Characteristics of Western Juniper Tree (Juniperus occidentalis) in the Wild

Juniperus occidentalis
Western juniper (Juniperus occidentalis) is a conifer tree native to the western United States, growing in the mountains at elevations of 800-3,000 m asl, and rarely descending to 100 m asl.

This tree usually occurs in dry, rocky areas where there is less competition from larger species such as Blackjack pine (Pinus ponderosa) and Coast Douglas-fir (Pseudotsuga menziesii). In its highly exposed position at high altitude, the Western juniper can assume a low-to-ground growing habit even when mature with broad, twisted stems.

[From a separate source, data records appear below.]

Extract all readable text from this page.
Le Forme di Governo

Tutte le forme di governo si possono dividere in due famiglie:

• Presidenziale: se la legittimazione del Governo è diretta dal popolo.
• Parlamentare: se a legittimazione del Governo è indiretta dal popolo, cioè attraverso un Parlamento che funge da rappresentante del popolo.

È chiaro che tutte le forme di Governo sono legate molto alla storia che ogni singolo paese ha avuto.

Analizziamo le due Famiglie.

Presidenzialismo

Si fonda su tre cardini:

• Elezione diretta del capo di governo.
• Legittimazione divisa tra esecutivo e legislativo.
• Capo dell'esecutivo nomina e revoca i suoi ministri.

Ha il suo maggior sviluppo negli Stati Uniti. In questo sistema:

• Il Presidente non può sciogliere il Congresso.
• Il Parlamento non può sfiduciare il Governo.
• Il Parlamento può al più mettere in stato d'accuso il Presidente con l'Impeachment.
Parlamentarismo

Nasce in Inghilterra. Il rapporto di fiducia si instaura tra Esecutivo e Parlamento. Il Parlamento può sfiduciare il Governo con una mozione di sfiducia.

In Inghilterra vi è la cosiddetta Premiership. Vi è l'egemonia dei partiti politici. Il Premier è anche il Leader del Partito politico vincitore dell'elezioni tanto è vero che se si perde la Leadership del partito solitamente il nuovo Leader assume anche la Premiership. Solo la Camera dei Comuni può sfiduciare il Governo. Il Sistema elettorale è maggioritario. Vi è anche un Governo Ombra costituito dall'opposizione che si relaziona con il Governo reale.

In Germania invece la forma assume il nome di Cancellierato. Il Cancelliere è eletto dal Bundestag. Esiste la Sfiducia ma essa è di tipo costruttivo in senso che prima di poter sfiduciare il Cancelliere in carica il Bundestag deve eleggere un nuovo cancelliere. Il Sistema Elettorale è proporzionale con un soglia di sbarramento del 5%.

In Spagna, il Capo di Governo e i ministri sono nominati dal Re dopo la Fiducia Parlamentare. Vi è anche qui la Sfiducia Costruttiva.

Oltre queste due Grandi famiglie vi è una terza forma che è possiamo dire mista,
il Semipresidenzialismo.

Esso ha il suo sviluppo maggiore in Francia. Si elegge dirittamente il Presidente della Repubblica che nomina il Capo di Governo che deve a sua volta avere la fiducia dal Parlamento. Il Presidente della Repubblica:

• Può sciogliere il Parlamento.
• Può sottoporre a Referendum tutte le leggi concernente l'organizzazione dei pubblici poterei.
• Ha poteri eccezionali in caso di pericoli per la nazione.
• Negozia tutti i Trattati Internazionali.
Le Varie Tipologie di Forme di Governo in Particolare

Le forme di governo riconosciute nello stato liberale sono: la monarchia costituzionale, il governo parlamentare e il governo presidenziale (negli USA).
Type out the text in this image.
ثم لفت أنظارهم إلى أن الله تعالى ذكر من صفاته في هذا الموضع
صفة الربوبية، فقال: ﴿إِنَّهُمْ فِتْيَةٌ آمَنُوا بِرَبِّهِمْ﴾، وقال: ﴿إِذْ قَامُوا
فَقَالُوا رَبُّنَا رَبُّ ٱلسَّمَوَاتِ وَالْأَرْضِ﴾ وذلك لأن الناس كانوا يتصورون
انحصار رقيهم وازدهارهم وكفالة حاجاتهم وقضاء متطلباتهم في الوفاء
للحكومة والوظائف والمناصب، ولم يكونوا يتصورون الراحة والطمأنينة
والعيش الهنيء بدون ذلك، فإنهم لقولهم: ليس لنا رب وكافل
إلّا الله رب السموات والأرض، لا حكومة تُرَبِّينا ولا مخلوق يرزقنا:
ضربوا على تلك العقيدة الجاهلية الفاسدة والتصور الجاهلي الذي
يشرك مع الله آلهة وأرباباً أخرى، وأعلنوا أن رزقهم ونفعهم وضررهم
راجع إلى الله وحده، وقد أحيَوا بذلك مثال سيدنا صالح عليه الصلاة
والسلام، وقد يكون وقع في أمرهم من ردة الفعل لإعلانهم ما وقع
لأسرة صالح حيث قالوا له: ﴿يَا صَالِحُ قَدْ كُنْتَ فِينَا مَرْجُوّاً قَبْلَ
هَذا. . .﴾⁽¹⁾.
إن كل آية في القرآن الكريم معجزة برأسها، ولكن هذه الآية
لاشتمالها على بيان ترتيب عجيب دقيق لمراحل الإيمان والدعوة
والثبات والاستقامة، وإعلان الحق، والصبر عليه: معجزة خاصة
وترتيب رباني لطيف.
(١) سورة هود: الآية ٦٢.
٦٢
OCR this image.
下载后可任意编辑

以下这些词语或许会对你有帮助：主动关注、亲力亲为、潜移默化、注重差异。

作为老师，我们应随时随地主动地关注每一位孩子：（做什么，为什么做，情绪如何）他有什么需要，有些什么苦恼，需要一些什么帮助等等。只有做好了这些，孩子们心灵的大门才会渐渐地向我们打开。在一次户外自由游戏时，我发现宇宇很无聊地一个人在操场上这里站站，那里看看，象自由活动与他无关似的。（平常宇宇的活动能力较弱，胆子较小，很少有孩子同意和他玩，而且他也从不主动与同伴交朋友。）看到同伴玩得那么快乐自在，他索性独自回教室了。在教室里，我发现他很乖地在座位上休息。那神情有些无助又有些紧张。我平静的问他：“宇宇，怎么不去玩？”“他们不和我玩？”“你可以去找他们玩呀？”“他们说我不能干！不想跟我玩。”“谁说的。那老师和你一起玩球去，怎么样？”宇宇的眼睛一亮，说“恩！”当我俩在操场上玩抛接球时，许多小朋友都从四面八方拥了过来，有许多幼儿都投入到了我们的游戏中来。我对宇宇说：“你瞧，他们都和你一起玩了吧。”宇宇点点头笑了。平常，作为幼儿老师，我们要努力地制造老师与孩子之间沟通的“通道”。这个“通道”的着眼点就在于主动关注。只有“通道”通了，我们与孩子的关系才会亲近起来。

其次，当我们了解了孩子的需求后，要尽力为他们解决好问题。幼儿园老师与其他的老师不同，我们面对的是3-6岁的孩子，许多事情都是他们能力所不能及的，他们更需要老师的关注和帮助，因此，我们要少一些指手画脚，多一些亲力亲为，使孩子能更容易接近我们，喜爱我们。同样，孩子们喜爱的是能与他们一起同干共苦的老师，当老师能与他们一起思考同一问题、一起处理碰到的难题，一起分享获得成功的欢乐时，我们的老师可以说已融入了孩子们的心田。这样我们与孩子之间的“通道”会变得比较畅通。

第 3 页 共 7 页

Hybrids with Juniperus osteosperms are occasionally found.

Fire Ecology

In the last two decades, the sagebrush prairie ecosystem has seen Juniper expansion throughout the Western United States. This change in vegetation can be attributed to a decrease in the frequency of fires, overgrazing of livestock, and a shift in climate to a wetter, milder climate.

Flame scar data were collected and dated to display western juniper expansion. It began between 1875 and 1885, with a peak level of development between about 1905 and 1924.

Since the 1990s the use of prescribed fire to control the expansion of western juniper has increased. The results of increasing fire prescriptions showed a positive correlation of post-fire plant communities.

 

Characteristics of Western Juniper Leaf

Juniperus occidentalis Leaf
Source: inaturalist.org/trinanessa

The leaves are arranged in opposites or threes in whorls, close to strong branches which are grey-green, about 3 mm long and have finely serrated edges. The tips of the leaves are slightly sticking out on the young twigs. The leaves are surrounded by a thick membrane, do not have stomata to adapt to a dry climate. On the back of the curved leaf, scales are recognizable resin glands, which secrete a resinous fluid in the fall.

The young tree has leaves about 1.3 cm long and very pointed.

 

Characteristics of Western Juniper Fruit

Juniperus occidentalis Fruit
Source: inaturalist.org/chris_earle

Western juniper is mostly monoecious, rarely dioecious the sexes are separate. The flowering period lasts from April to May. Male flowers have 12-18 stamens. The female coneflowers have ovate-shaped ovules, after pollination, they are covered by fleshy scaly leaves.

The cones are 6-8 mm thick and ripen in the fall of the second year. They are opaque blue-black and white when ripe. Thin, resinous flesh surrounded by a tough shell. Each cone contains 2-3 hard-shelled seeds that are about 3 mm long. They are somewhat pointed and have a raised back and a flat front.

 

Characteristics of Western Juniper Tree

Juniperus occidentalis Tree
Source: inaturalist.org/chris_earle

Western juniper grows as an evergreen tree that can reach a maximum height of 20 meters. Old trees growing near the tree line have very strong, tortuous trunks and broad windblown crowns with many dry branches. The tree has a very strong, deep, and broad root system.

The red-brown bark cracked lengthwise and covered only the trunk of an old tree that was very exposed in a narrow strip. The bark of the saplings is gray-brown and sheds on a large scale. Strong twigs have red-brown bark that peels off thinly, like paper scales.

Almost white sapwood surrounds a hard and relatively heavy reddish wood core. It is very long-lasting and smells great.